There is a balance I try to observe every time I am with a horse. I hope this balance that I practice spills out into my lessons. But it’s hard.

When we work with a horse, our human brains want to come up with a lesson to teach ourselves something or to teach our horse something. And we do it. Maybe successfully or maybe not so successfully. In the realm of Equine Facilitated Learning (and honestly, every time you are with a horse), what we SHOULD be doing is allowing our horse to have a say. If we do not see them as partners, then there is nothing they can teach us and all the work we do at Breaking Free could be done with a stuffed animal and come to the same result. My PATH workshop instructor said that if you can do the lesson pulling a little red wagon behind you instead of a horse and the result is the same, then the horse was not a partner but rather a tool. So when planning a lesson I take into consideration the possible reactions the horse might have and allow plenty of time for the student to explore that reaction. If you want your horse to cross a puddle and he won’t, you could certainly smack him or pull him hard enough to cross it. But neither of you will learn anything. You should ask yourself, “Am I worried about crossing the puddle?” or “Am I unclear about what I’m asking him to do?” or “Is there a baby step we can start with to build up his trust, then cross the puddle later?” etc. These questions will teach you both and the next time you come to a puddle, there will be no issue. And I will say here, that this does not mean let them do whatever they want. Being a clear and confident leader is just as important to your relationship as not being a dominating leader that doesn’t let the horse have a say. So on one side of the pendulum, we have what a horse IS: A horse is a sentient being capable of complex relationships, problem solving skills, communication and trust. A horse can give us biofeedback that no human could. Horses can teach us things about ourselves in real time that only years of hindsight could provide if we did it on our own.

When we start treating our horse like a partner and listening to what he has to say, the temptation is to listen with human rationalizing. A horse “doesn’t like me”, “is mad at me for____”, is jealous of _____” , etc. And the truth is, horses do not have these secondary emotions. They do not feel things like jealousy, shame or even anger. Everything they feel is based on their safety as prey animals and/or conditioned responses from training and handling. If your horse won’t walk into the arena, it is because he doesn’t trust you enough to keep him safe in there. It is not because he is embarrassed by the pink glitter bridle you are making him wear. Once when I was with a herd of horses, I stepped back when one approached me because I was apprehensive of this particular horse. Someone critiqued my interaction saying, “I know if I stepped backward from a child when they approached me, that would hurt their feelings. I think the horse felt the same way.” I couldn’t disagree more. The horse did not have “hurt feelings”. I think the horse understood that I was not ready, did not feel safe and so he retreated. There you have the other side of the pendulum, what a horse is NOT: A horse is not a human. They do not care about what you are wearing. They will not judge you today based on your attitude from last week. They will not get jealous if you work with a different horse. Everything they tell you is a here and now reaction based on their safety which includes conditioned responses, communication, trust, physical needs and energy conservation.

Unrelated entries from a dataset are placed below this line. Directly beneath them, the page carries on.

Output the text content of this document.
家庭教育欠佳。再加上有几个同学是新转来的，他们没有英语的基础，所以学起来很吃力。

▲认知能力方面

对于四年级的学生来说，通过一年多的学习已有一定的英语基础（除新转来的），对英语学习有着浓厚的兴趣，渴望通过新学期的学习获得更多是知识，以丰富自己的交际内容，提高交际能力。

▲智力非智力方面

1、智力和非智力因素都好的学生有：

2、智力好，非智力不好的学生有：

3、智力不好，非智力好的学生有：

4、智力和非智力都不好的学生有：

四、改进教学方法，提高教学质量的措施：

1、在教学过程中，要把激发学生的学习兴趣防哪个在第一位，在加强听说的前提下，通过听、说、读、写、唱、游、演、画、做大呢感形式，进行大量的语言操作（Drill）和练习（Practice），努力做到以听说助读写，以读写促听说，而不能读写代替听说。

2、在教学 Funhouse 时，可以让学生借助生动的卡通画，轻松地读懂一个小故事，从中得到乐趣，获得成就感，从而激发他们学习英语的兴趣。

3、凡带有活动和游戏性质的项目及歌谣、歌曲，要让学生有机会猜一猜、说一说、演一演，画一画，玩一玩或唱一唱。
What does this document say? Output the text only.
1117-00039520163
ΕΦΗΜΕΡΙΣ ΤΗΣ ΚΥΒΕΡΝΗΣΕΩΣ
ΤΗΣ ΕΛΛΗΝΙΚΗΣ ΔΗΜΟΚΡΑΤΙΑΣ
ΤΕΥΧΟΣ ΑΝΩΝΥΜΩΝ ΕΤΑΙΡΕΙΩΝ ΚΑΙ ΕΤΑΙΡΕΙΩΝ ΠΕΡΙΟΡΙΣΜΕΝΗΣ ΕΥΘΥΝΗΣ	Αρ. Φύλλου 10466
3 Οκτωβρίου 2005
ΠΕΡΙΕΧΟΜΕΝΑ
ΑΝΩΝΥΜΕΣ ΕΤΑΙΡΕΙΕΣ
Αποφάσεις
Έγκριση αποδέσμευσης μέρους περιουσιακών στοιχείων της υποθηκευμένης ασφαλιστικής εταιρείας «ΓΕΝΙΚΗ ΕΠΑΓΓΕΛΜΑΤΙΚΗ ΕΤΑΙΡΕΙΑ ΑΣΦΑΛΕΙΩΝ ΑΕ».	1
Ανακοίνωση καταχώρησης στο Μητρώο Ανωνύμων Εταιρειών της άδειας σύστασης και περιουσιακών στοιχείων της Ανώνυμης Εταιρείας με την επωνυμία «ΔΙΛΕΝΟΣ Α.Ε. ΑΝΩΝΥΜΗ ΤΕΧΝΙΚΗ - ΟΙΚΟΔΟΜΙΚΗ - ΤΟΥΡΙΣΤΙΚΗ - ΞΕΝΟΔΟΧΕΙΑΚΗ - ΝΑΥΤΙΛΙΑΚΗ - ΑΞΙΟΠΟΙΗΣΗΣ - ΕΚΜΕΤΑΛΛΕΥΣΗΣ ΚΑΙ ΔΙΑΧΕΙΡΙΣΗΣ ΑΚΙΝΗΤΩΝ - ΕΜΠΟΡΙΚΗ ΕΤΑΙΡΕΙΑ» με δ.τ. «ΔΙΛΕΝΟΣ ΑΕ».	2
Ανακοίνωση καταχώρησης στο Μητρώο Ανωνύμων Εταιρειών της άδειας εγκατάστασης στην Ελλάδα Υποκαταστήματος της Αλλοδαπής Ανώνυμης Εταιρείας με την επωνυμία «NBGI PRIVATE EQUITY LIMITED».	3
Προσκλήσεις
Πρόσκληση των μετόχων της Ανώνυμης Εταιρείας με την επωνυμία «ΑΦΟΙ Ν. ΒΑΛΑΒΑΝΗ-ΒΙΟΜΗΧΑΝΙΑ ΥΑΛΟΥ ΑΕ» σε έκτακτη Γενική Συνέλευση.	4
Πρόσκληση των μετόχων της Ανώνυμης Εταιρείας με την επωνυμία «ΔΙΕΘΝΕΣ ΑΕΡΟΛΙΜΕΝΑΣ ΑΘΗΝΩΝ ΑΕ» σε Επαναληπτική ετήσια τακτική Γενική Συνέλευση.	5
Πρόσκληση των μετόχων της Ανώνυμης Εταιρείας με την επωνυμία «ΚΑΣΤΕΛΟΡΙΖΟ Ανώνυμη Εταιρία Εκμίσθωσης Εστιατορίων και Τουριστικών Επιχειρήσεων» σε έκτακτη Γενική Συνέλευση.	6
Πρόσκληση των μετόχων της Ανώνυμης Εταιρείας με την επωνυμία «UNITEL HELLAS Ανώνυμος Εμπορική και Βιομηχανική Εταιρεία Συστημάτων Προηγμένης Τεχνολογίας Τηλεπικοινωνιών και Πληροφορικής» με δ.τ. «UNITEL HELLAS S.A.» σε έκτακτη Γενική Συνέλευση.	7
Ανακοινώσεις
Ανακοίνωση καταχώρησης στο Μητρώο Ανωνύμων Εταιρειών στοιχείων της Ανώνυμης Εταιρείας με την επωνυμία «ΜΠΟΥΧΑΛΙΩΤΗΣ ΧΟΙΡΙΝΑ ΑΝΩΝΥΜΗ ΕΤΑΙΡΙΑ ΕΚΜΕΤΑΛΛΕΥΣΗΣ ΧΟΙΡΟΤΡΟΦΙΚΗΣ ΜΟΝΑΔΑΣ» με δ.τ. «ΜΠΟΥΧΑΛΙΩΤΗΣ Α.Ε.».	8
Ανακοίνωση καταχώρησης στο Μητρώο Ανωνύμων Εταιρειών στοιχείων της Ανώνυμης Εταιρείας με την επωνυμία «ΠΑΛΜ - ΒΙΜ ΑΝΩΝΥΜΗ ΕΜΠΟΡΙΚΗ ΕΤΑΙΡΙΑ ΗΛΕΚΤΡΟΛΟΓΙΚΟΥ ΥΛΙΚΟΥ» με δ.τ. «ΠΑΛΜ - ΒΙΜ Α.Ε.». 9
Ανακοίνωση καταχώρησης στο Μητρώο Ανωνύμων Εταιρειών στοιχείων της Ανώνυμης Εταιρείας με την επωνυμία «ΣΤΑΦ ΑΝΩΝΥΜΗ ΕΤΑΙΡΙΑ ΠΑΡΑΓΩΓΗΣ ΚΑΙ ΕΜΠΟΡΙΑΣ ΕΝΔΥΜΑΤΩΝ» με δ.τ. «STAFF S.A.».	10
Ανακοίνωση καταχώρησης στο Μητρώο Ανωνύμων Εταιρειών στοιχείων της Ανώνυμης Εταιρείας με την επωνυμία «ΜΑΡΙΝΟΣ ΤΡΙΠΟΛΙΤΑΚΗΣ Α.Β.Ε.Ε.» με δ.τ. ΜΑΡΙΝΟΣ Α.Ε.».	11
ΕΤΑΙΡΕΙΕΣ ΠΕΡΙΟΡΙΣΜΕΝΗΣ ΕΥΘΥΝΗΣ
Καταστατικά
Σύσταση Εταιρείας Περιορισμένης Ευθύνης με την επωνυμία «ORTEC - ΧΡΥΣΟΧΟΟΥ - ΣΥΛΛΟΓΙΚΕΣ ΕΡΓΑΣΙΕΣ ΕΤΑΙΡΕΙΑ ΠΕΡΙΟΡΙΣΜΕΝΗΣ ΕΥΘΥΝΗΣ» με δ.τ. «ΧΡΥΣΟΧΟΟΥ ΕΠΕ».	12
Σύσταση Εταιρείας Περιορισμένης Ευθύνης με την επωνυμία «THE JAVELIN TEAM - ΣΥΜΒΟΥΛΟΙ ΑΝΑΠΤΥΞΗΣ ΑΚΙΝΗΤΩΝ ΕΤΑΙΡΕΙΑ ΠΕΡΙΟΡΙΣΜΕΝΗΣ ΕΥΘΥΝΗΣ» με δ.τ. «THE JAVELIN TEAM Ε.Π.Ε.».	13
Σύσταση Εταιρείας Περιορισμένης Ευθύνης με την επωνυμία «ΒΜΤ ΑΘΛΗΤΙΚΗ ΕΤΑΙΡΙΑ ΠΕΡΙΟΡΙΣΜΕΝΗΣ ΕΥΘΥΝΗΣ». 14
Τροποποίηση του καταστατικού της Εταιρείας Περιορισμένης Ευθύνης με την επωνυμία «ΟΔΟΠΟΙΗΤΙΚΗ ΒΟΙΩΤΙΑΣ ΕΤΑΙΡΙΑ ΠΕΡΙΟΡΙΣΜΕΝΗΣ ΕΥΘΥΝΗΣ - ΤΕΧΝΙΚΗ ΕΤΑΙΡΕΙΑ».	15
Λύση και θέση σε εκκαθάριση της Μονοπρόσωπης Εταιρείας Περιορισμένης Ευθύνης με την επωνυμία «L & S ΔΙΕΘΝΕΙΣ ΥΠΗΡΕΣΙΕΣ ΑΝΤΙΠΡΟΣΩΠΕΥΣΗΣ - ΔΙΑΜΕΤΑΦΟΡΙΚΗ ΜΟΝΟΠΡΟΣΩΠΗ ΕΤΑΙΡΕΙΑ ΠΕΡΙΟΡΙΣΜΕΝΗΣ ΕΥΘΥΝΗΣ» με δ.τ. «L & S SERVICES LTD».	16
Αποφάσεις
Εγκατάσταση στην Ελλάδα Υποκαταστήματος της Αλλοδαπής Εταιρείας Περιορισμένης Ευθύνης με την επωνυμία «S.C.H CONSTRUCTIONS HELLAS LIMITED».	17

In our own lives, we can take a cue from the horse and look for the primary emotion first. This will save us a lot of trouble managing our secondary emotions. These secondary emotions swoop in to help us process what we are feeling, but it’s not the true source. This beautiful thing happens when you can listen to your horse and share your desires with them in this real time, primal language that they understand. When you find that balance and mutual respect between yourself and your equine partner, that’s when lives start to change.